To get a more intrinsic understanding of how the technology works, we will discuss the following:

• A rigorous definition of unusual with respect to the technology
• An intuitive example of learning in an unsupervised manner
• A description of how the technology models, de-trends, and scores the data

Anomaly detection is something almost all of us have a basic intuition on. Humans are quite good at pattern recognition, so it should be of no surprise that if I asked a hundred people on the street "what's unusual?" in the following graph, a vast majority (including non-technical people) would identify the spike in the green line:

Similarly, let's say we asked "what's unusual?" using the following picture:

We will, again, likely get a majority that rightly claim that the seal is the unusual thing. But, people may struggle to articulate in salient terms the actual heuristics that are used in coming to those conclusions.

In the first case, the heuristic used to define the spike as unusual could be stated as follows:

• Something is unusual if its behavior has significantly deviated from an established pattern or range based upon its past history

In the second case, the heuristic takes the following form:

• Something is unusual if some characteristic of that entity is significantly different than the same characteristic of the other members of a set or population

These key definitions will be relevant to Elastic ML, as they form the two main fundamental modes of operation of the anomaly detection algorithms. As we will see, the user will have control over what mode of operation is employed for a particular use case.

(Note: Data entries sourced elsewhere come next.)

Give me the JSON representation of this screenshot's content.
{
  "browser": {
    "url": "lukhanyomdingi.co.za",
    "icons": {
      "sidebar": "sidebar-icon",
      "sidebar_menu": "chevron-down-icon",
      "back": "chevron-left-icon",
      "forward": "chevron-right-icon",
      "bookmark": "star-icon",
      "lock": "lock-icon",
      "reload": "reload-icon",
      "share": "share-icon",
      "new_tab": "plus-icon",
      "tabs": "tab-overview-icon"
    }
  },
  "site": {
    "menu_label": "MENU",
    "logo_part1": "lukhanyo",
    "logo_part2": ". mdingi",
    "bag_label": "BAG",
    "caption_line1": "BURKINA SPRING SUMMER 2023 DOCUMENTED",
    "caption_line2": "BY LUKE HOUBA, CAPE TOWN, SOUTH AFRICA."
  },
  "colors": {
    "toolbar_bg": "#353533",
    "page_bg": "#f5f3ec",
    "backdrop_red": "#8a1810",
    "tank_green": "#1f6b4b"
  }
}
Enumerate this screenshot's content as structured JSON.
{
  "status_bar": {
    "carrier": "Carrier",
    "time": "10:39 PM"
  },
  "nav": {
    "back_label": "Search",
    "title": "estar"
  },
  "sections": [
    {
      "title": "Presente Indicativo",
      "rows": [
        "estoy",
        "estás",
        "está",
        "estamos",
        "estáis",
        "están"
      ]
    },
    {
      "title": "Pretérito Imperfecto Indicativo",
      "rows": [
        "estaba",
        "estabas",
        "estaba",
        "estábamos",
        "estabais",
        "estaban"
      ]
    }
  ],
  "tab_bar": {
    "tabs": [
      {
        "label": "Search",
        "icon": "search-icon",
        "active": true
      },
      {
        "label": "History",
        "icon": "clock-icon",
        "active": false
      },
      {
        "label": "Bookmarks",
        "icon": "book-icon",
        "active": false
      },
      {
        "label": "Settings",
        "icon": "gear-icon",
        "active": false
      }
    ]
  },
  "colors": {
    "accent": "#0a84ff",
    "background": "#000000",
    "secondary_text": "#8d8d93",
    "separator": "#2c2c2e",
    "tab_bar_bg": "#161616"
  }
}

ML—the discipline—has many variations and techniques of the process of learning. ML—the feature in the Elastic Stack—uses a specific type, called unsupervised learning. The main attribute of unsupervised learning is that the learning occurs without anything being taught. There is no human assistance to shape the decisions of the learning; it simply does so on its own via inspection of the data it is presented with. This is slightly analogous to the learning of a language via the process of immersion, as opposed to sitting down with books of vocabulary and rules of grammar.

To go from a completely naive state where nothing is known about a situation to one where predictions could be made with good certainty, a model of the situation needs to be constructed. How this model is created is extremely important, as the efficacy of all subsequent actions taken based upon this model will be highly dependent on the model's accuracy. The model will need to be flexible and continuously updated based upon new information, because that is all that it has to go on in this unsupervised paradigm.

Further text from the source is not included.